I really haven't delved into this topic too much, yet, because I've been trying to ponder on just what my view really is. Robert Samuelson has said this in his Conspiracy Against Assimilation op-ed in the Washington Post.

It's all about assimilation -- or it should be. One of America's glories is that it has assimilated many waves of immigrants. Outsiders have become insiders. But it hasn't been easy. Every new group has struggled: Germans, Irish, Jews and Italians. All have encountered economic hardship, prejudice and discrimination. The story of U.S. immigration is often ugly. If today's wave of immigration does not end in assimilation, it will be a failure. By this standard, I think the major contending sides in the present bitter debate are leading us astray. Their proposals, if adopted, would frustrate assimilation. ....... It's sometimes said that today's Hispanics will resemble yesterday's Italians. Although they won't advance as rapidly as some other groups of more skilled immigrants, they'll still move into the mainstream. Many have -- and will. But the overall analogy is a stretch, according to a recent study, "Italians Then, Mexicans Now," by sociologist Joel Perlmann of Bard College. Since 1970 wages of Mexican immigrants compared with those of native whites have declined. By contrast, wages of Italians and Poles who arrived early in the last century rose over time. For the children of immigrants, gaps are also wide. Second-generation Italians and Poles typically earned 90 percent or more compared to native whites. For second-generation Mexican Americans, the similar figure is 75 percent. One big difference between then and now: Immigration slowly halted during and after World War I. The Italians and Poles came mainly between 1890 and 1915. Older immigrants didn't always have to compete with newcomers who beat down their wages. There was time for outsiders and insiders to adapt to each other. We should heed history's lesson.
It is indeed not a good comparison, to compare the Italians of yesteryear and Hispanics of today. If we are to look at history as our lesson, we need to ask ourselves why did Italians stop coming over en masse after 1915? Sure, you have World War I, but, what changed about Italy after WWI? Did it begin to flourish? Did it not become pretty prosperous? A better comparison on the tales Italian and Hispanic immigrants is on growth, or lack thereof, of their respective countries, Mexico and Italy. How has Mexico been doing these past 20 years or so? How did Italy do after WWI? There is no valid comparison in history for what America has to deal with today in regards to immigration, legal and illegal, from Mexico. Mexico and the United States have the highest disparity in income of any two contiguous states in the world, most likely ever in the history of the world. When a Mexican worker can get a piddly job in America for five times what he would get in Mexico, would he not risk all so he can earn good money for his family?

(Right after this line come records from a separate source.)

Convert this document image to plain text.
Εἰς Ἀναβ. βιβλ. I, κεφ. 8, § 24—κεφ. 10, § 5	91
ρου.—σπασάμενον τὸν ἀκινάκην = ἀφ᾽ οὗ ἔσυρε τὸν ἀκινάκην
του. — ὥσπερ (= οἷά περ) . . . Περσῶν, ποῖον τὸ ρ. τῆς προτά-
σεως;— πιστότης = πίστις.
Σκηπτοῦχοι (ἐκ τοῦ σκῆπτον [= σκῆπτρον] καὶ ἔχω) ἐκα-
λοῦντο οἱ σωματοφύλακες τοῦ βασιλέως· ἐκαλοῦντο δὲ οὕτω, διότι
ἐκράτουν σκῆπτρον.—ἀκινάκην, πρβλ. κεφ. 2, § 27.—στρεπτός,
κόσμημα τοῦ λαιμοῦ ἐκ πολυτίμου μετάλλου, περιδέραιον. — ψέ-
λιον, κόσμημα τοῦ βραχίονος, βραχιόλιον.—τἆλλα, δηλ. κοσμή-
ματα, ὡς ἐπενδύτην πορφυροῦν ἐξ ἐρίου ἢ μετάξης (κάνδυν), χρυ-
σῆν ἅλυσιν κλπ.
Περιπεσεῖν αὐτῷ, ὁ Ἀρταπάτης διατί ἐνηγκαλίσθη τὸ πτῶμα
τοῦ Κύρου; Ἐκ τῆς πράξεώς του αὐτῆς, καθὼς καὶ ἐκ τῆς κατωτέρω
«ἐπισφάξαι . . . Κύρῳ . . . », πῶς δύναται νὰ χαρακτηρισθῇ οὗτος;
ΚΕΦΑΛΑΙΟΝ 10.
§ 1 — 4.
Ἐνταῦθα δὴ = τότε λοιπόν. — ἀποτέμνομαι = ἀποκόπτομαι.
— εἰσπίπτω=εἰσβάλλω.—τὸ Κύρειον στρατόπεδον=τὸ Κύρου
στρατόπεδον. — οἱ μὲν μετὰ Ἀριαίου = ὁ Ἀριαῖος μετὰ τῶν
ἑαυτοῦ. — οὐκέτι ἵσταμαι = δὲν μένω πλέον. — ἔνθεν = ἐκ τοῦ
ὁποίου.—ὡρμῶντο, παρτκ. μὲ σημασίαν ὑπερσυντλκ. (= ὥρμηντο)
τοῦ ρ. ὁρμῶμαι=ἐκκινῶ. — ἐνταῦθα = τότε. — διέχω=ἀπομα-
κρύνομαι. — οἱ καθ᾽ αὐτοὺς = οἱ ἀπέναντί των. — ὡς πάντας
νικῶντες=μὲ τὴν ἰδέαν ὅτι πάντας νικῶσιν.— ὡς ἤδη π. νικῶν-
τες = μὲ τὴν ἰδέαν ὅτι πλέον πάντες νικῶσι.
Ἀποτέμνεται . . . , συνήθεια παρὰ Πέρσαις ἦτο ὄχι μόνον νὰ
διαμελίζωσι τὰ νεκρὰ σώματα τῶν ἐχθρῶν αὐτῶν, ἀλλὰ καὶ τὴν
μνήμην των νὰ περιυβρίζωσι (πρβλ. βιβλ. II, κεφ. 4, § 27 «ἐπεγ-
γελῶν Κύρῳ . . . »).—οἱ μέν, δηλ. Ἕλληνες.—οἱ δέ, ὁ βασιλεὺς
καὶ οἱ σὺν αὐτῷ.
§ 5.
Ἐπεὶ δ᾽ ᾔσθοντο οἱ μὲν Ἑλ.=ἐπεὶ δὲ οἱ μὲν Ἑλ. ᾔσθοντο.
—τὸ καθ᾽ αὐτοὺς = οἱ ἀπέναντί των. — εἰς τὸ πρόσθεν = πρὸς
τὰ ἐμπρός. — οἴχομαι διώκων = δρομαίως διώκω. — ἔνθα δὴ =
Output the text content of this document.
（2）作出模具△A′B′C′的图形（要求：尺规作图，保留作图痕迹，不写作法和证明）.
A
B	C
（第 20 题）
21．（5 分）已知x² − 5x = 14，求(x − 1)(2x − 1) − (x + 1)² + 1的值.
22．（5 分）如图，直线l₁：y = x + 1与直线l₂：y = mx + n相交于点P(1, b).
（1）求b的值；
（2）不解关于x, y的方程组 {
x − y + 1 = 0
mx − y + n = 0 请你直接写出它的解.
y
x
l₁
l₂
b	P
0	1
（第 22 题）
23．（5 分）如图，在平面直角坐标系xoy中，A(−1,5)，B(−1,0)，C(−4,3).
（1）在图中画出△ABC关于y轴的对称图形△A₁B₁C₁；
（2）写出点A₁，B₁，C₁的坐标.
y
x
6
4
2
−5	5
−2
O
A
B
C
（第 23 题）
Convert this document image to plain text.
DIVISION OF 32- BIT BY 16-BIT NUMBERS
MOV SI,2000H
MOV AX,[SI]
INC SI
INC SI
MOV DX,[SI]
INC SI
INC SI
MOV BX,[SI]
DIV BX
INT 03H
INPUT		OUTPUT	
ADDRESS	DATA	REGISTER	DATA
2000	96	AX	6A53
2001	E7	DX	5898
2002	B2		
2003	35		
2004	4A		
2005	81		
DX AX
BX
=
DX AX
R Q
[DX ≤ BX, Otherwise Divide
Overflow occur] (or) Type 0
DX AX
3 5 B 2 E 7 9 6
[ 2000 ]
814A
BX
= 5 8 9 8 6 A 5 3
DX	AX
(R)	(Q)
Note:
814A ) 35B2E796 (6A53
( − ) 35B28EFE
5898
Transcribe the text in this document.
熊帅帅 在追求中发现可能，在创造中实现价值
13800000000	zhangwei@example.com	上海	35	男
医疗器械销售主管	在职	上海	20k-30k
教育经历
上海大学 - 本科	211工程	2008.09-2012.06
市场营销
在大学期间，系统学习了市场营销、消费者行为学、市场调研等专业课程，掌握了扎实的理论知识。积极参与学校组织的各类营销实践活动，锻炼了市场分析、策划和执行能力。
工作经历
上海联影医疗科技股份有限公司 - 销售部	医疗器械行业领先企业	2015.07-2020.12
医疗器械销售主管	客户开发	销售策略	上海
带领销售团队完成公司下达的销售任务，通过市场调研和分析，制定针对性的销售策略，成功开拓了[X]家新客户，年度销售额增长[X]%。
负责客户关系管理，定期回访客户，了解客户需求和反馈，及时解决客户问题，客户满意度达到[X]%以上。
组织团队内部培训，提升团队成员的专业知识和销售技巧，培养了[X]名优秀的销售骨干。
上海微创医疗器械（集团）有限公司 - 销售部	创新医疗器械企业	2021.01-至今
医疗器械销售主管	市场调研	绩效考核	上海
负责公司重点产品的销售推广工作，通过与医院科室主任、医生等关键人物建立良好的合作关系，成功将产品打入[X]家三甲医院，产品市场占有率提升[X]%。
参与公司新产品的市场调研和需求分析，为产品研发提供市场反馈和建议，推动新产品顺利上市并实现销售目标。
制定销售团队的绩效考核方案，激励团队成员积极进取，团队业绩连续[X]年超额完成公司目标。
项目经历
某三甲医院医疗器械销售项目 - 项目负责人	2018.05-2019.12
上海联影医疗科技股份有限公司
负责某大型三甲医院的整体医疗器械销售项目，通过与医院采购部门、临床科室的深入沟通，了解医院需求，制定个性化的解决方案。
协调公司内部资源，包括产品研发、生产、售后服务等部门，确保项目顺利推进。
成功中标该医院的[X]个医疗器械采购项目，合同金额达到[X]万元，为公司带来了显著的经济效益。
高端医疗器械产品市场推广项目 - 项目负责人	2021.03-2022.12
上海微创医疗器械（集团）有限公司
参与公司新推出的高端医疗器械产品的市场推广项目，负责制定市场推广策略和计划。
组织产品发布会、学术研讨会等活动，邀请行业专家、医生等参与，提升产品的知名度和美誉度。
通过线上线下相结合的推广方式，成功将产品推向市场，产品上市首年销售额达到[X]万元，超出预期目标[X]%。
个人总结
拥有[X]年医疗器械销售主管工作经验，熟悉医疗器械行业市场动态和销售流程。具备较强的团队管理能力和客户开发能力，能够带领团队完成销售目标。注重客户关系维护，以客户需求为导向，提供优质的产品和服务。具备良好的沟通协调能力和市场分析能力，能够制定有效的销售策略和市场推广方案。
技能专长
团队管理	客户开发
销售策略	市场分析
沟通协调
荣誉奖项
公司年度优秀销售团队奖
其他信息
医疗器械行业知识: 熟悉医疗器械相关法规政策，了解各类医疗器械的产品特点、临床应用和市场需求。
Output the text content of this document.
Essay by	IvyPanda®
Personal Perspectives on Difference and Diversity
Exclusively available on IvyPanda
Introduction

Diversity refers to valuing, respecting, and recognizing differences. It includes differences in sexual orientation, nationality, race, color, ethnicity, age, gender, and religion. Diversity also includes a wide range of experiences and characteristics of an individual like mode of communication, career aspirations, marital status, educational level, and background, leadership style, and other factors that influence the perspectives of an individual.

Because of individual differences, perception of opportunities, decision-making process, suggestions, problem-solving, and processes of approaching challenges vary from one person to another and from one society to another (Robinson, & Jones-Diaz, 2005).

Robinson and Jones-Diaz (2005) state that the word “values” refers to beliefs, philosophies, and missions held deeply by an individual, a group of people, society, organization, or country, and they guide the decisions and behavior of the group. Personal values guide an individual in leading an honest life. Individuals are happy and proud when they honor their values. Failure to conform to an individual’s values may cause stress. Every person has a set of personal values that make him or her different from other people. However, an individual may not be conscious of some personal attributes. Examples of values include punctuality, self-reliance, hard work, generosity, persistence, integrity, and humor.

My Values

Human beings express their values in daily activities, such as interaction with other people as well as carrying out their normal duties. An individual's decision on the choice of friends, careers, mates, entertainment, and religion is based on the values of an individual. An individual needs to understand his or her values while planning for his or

I would. The problem lies in Mexico, and in that country's inability to grow. It cannot be argued that their vicinity to the richest country in the world is a problem, as Canada does just fine to the north. And in actuality, what might be a good comparison, a good political research paper is on the contrasts between Canada and Mexico. Let us see just why one nation does well and the other still cannot really get itself off its feet.